Supervision is a game of chance. Winning or losing often depends on how you treat your employees. Are you:
- Fair or double-dealing
- Honest or hypocritical
- Aware or clueless
- Self-serving or an advocate
Attract too many negative labels and you may breed employee backlash–often the death knell of a supervisor’s career.
Emerging signs
Managing the range of employee expectations is a daunting challenge. Supervisors who tune out employees will soon find themselves dealing with unwanted and unexpected behavior.
Suddenly, some or all employees:
- Stop giving input at meetings
- Grumble consistently about assignments
- Become de-energized and less productive
- Challenge policies
- Complain to others about you
- Resist your direction, overtly or covertly
You know the situation is serious when you observe these signs in your best employees.
Supervisors often unknowingly generate backlash when they see their management style through their lens only. A supervisor’s job is a juggling act. Upper management, customers, and suppliers often create an engulfing noise can make a supervisor deaf to the voices and needs of their employees.
Sadly, there are also many supervisors who, for some reason, are uneasy with their own employees. When that’s the case, they tend to go into hiding, in a sense. They may stay in their offices, quote policy instead of owning their decisions, and/or take inflexible positions on the way work is done.
Communicate without fear.
Supervisors make their own trouble with employees when they don’t communicate what they do and why.
Many feel that if they say the wrong thing, they’ll get themselves cornered with employees down the road. But saying nothing only plants the seed for future conflict and backlash.
Here are six typical mistakes that supervisors make and how to avoid them:
- Making a knee-jerk decision. Just because an employee wants an immediate decision doesn’t mean that you must give one, especially when you have several implications to consider. Instead, say that you want to give the request more thought with a decision forthcoming at a specific time. Then make sure you deliver it.
- Taking a defensive position when challenged. Employees who question your decisions give you an opportunity to educate them about the needs and direction of the business. Your logic and insights help to expand theirs. If their questions cause you to rethink your position, then they’ve done you a favor and have created a special professional bond.
- Being dismissive about employee input–Your employees are your team; they make or break your ability to succeed as a supervisor. Treating their input as insignificant builds a wall that can create animosity. Employee input is gold. It helps you understand expectations that you need to manage and can provide ideas that can lead to important improvements that everyone benefits from.
- Avoiding face-to-face conversation–There is nothing more alienating to employees than a supervisor who is invisible, distant, and unapproachable. When employees feel disconnected from their bosses, their loyalty bond is likely to be weak. Supervisors need to be real by being present, eyeball-to-eyeball–not text-to-text.

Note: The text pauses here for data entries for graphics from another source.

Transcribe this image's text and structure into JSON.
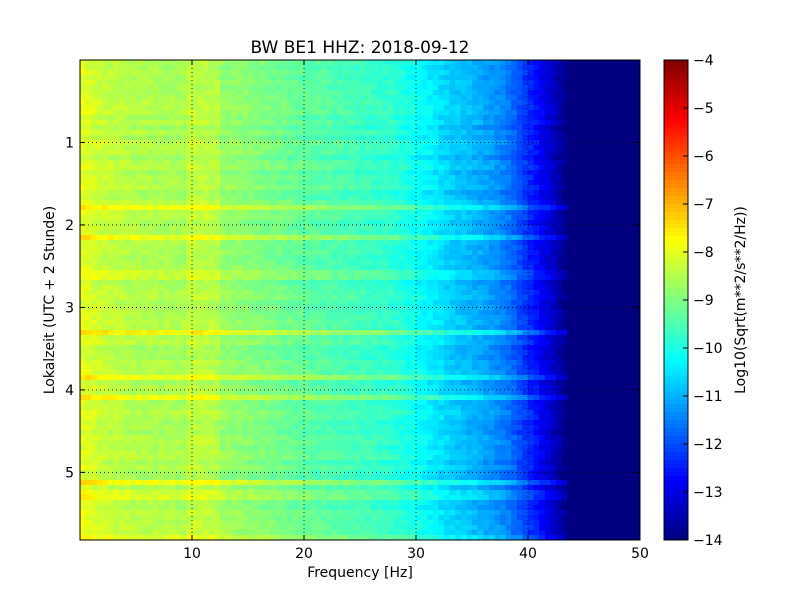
{
  "chart_data": {
    "type": "heatmap",
    "title": "BW BE1 HHZ: 2018-09-12",
    "xlabel": "Frequency [Hz]",
    "ylabel": "Lokalzeit (UTC + 2 Stunde)",
    "xlim": [
      0,
      50
    ],
    "ylim": [
      0,
      5.82
    ],
    "y_inverted": true,
    "x_ticks": [
      10,
      20,
      30,
      40,
      50
    ],
    "y_ticks": [
      1,
      2,
      3,
      4,
      5
    ],
    "grid": true,
    "grid_style": "dotted",
    "colormap": "jet",
    "colorbar": {
      "label": "Log10(Sqrt(m**2/s**2/Hz))",
      "range": [
        -14,
        -4
      ],
      "ticks": [
        -4,
        -5,
        -6,
        -7,
        -8,
        -9,
        -10,
        -11,
        -12,
        -13,
        -14
      ]
    },
    "spectrum_profile": {
      "frequency_hz": [
        0,
        2,
        5,
        10,
        15,
        20,
        25,
        28,
        31,
        33,
        36,
        38,
        40,
        42,
        43.5,
        44,
        50
      ],
      "level": [
        -8.0,
        -8.3,
        -8.5,
        -8.6,
        -8.9,
        -9.3,
        -9.6,
        -9.8,
        -10.3,
        -10.7,
        -11.1,
        -11.5,
        -12.3,
        -13.2,
        -14.0,
        -14.0,
        -14.0
      ]
    },
    "noise_bands_hours": [
      1.8,
      2.15,
      2.6,
      3.3,
      3.85,
      4.1,
      5.12,
      5.28,
      5.78
    ]
  }
}
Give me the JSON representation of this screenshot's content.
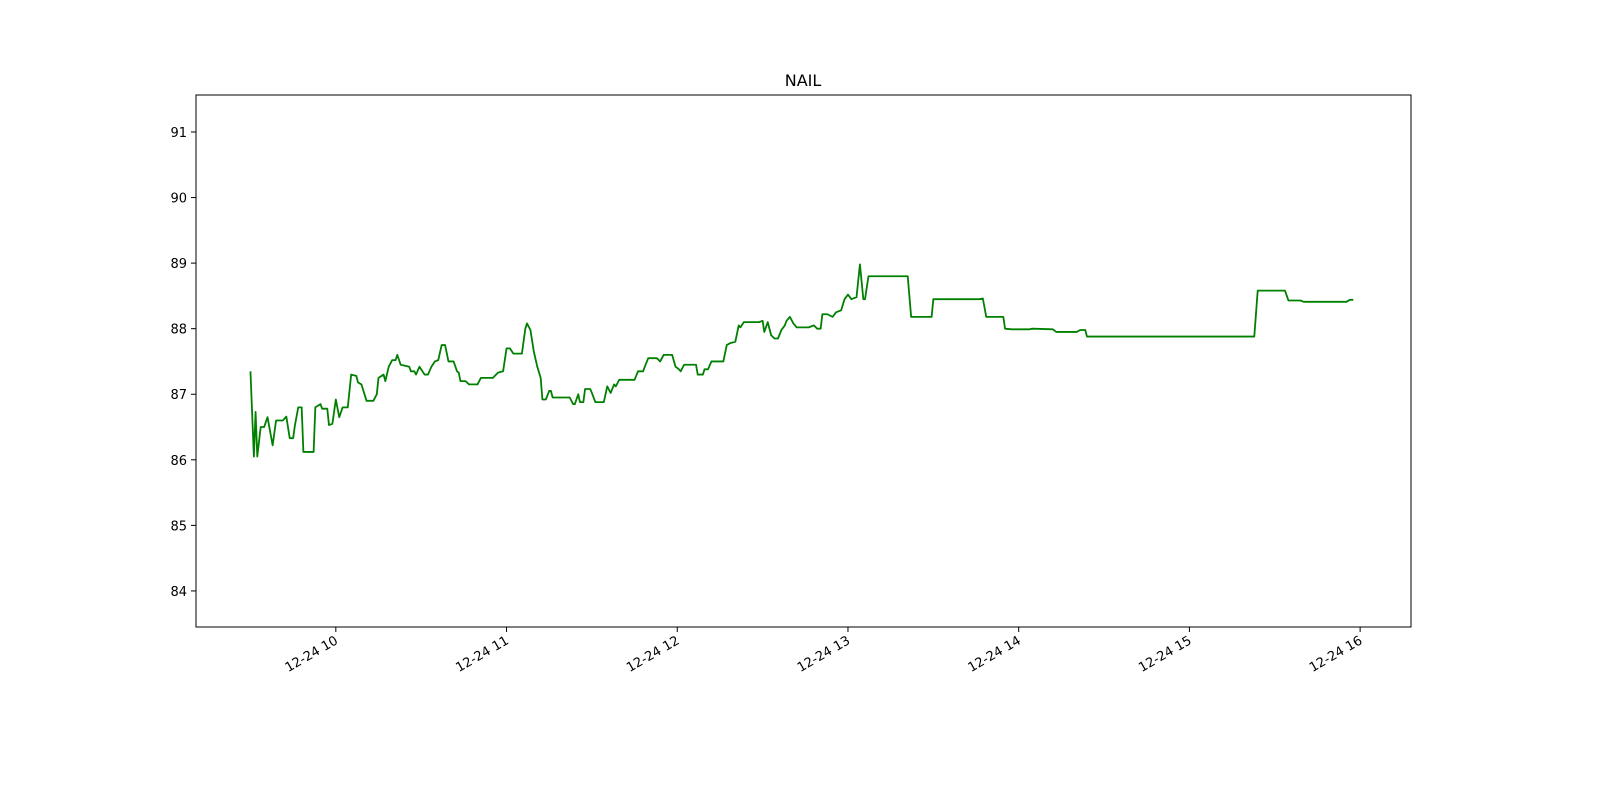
{
  "chart_data": {
    "type": "line",
    "title": "NAIL",
    "color": "#008000",
    "x": [
      9.5,
      9.52,
      9.53,
      9.54,
      9.56,
      9.58,
      9.6,
      9.63,
      9.65,
      9.69,
      9.71,
      9.73,
      9.75,
      9.76,
      9.78,
      9.8,
      9.81,
      9.87,
      9.88,
      9.91,
      9.92,
      9.95,
      9.96,
      9.98,
      10.0,
      10.02,
      10.04,
      10.07,
      10.09,
      10.12,
      10.13,
      10.15,
      10.18,
      10.22,
      10.24,
      10.25,
      10.28,
      10.29,
      10.31,
      10.33,
      10.35,
      10.36,
      10.38,
      10.43,
      10.44,
      10.46,
      10.47,
      10.49,
      10.52,
      10.54,
      10.56,
      10.58,
      10.6,
      10.62,
      10.64,
      10.66,
      10.69,
      10.71,
      10.72,
      10.73,
      10.76,
      10.78,
      10.83,
      10.85,
      10.92,
      10.95,
      10.98,
      11.0,
      11.02,
      11.04,
      11.09,
      11.11,
      11.12,
      11.14,
      11.16,
      11.18,
      11.2,
      11.21,
      11.23,
      11.25,
      11.26,
      11.27,
      11.37,
      11.39,
      11.4,
      11.42,
      11.43,
      11.45,
      11.46,
      11.49,
      11.5,
      11.52,
      11.57,
      11.59,
      11.61,
      11.63,
      11.64,
      11.66,
      11.75,
      11.77,
      11.8,
      11.81,
      11.83,
      11.88,
      11.9,
      11.92,
      11.97,
      11.99,
      12.01,
      12.02,
      12.04,
      12.11,
      12.12,
      12.15,
      12.16,
      12.18,
      12.2,
      12.27,
      12.29,
      12.31,
      12.34,
      12.36,
      12.37,
      12.39,
      12.48,
      12.5,
      12.51,
      12.53,
      12.55,
      12.57,
      12.59,
      12.61,
      12.63,
      12.64,
      12.66,
      12.68,
      12.7,
      12.77,
      12.8,
      12.82,
      12.84,
      12.85,
      12.88,
      12.91,
      12.93,
      12.96,
      12.98,
      13.0,
      13.02,
      13.05,
      13.07,
      13.09,
      13.1,
      13.12,
      13.35,
      13.37,
      13.49,
      13.5,
      13.77,
      13.79,
      13.81,
      13.91,
      13.92,
      13.96,
      14.06,
      14.08,
      14.2,
      14.22,
      14.34,
      14.36,
      14.39,
      14.4,
      15.38,
      15.4,
      15.56,
      15.58,
      15.65,
      15.67,
      15.92,
      15.94,
      15.96
    ],
    "values": [
      87.35,
      86.05,
      86.73,
      86.05,
      86.5,
      86.5,
      86.65,
      86.22,
      86.6,
      86.6,
      86.66,
      86.33,
      86.33,
      86.52,
      86.8,
      86.8,
      86.12,
      86.12,
      86.8,
      86.85,
      86.78,
      86.78,
      86.53,
      86.55,
      86.92,
      86.65,
      86.8,
      86.8,
      87.3,
      87.28,
      87.18,
      87.15,
      86.9,
      86.9,
      87.0,
      87.25,
      87.3,
      87.2,
      87.42,
      87.52,
      87.52,
      87.6,
      87.45,
      87.42,
      87.35,
      87.35,
      87.3,
      87.42,
      87.3,
      87.3,
      87.42,
      87.5,
      87.52,
      87.75,
      87.75,
      87.5,
      87.5,
      87.35,
      87.33,
      87.2,
      87.2,
      87.15,
      87.15,
      87.25,
      87.25,
      87.33,
      87.35,
      87.7,
      87.7,
      87.62,
      87.62,
      88.0,
      88.08,
      87.98,
      87.65,
      87.42,
      87.25,
      86.92,
      86.92,
      87.05,
      87.05,
      86.95,
      86.95,
      86.85,
      86.85,
      87.0,
      86.88,
      86.88,
      87.08,
      87.08,
      87.02,
      86.88,
      86.88,
      87.12,
      87.02,
      87.15,
      87.12,
      87.22,
      87.22,
      87.35,
      87.35,
      87.42,
      87.55,
      87.55,
      87.5,
      87.6,
      87.6,
      87.42,
      87.38,
      87.35,
      87.45,
      87.45,
      87.3,
      87.3,
      87.38,
      87.38,
      87.5,
      87.5,
      87.75,
      87.78,
      87.8,
      88.05,
      88.02,
      88.1,
      88.1,
      88.12,
      87.95,
      88.1,
      87.9,
      87.85,
      87.85,
      87.98,
      88.05,
      88.12,
      88.18,
      88.08,
      88.02,
      88.02,
      88.05,
      88.0,
      88.0,
      88.22,
      88.22,
      88.18,
      88.25,
      88.28,
      88.45,
      88.52,
      88.45,
      88.48,
      88.98,
      88.45,
      88.45,
      88.8,
      88.8,
      88.18,
      88.18,
      88.45,
      88.45,
      88.46,
      88.18,
      88.18,
      88.0,
      87.99,
      87.99,
      88.0,
      87.99,
      87.95,
      87.95,
      87.98,
      87.98,
      87.88,
      87.88,
      88.58,
      88.58,
      88.43,
      88.43,
      88.41,
      88.41,
      88.44,
      88.44
    ],
    "xlim": [
      9.181,
      16.298
    ],
    "xticks": [
      {
        "value": 10,
        "label": "12-24 10"
      },
      {
        "value": 11,
        "label": "12-24 11"
      },
      {
        "value": 12,
        "label": "12-24 12"
      },
      {
        "value": 13,
        "label": "12-24 13"
      },
      {
        "value": 14,
        "label": "12-24 14"
      },
      {
        "value": 15,
        "label": "12-24 15"
      },
      {
        "value": 16,
        "label": "12-24 16"
      }
    ],
    "ylim": [
      83.45,
      91.564
    ],
    "yticks": [
      84,
      85,
      86,
      87,
      88,
      89,
      90,
      91
    ]
  }
}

- Continuously quoting policies and procedures–Supervisors need to own their decisions to engender respect. Too many supervisors don’t want to make decisions that they may need to defend, so they quote a policy instead Policies and procedures set foundations and parameters but they aren’t recipes. Supervisors need to apply policies in ways that meet their intent. Employees expect you to take actions that deliver the right results in ways that support them..
Be there.
Being upfront puts supervisors in a position to create respect and confidence in employees. No employee believes that their boss will be right all the time. They just need to feel connected.
Supervisors who communicate with their employees, who are honest about what they do and don’t know, and who can be trusted to do what they say, will create the kind of relationship employees need–one that will hold up in good times and rough ones.